Deny rules with absolute Windows paths do not block file access

Resolved 💬 3 comments Opened Mar 15, 2026 by franckey Closed Mar 15, 2026

Description

Permission deny rules using absolute Windows paths in global settings.json (~/.claude/settings.json) do not block Read/Edit/Write tool calls.
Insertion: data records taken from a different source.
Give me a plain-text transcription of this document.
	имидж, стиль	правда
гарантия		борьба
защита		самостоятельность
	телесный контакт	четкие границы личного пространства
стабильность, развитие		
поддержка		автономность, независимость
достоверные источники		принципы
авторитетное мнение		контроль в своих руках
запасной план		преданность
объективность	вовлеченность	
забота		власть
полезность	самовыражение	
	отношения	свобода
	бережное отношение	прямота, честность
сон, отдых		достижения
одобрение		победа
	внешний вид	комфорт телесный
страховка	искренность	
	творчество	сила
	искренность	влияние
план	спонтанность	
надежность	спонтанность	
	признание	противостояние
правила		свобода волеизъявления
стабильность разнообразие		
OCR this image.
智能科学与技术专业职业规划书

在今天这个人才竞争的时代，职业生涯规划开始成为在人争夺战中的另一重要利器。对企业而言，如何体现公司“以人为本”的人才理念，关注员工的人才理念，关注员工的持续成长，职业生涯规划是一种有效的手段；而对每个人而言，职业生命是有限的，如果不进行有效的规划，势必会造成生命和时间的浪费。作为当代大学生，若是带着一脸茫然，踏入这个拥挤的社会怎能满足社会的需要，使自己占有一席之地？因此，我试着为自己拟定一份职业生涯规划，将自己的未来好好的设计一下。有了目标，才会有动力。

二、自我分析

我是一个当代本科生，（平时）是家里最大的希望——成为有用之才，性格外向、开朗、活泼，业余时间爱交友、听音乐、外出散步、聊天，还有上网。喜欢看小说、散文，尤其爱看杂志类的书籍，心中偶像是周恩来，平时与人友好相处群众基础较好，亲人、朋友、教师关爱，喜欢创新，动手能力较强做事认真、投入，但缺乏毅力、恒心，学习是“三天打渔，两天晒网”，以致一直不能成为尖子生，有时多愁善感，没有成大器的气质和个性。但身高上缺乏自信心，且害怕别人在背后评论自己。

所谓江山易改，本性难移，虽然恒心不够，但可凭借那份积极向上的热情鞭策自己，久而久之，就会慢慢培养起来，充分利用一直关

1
Files under denied paths remain fully accessible.

Environment

  • OS: Windows 11 Pro
  • Shell: Git Bash
  • Claude Code: VSCode extension (latest)

Steps to reproduce

  1. Add deny rules in ~/.claude/settings.json:
{
  "permissions": {
    "deny": [
      "Read(D:/some/protected/path/**)",
      "Edit(D:/some/protected/path/**)",
      "Write(D:/some/protected/path/**)"
    ]
  }
}
  1. Restart VSCode / start a new session
  2. Ask Claude to read a file under that path
  3. Expected: tool call is blocked
  4. Actual: file is read successfully, no blocking

Patterns tested (all failed to block)

  • Read(D:/some/path/**)
  • Read(//D:/some/path/**)
  • Read(**/dirname/**)

Why this matters

In enterprise environments, blocking access to shared drives (OneDrive, SharePoint, network shares) and sensitive directories is a baseline security requirement before deploying Claude Code. Without reliable absolute path deny rules on Windows, there is no native mechanism to enforce directory-level access control.

Hooks can partially work around this, but deny rules should be the primary, reliable mechanism.

Expected behavior

Deny rules with absolute Windows paths should block tool access consistently, matching the behavior on Unix-like systems.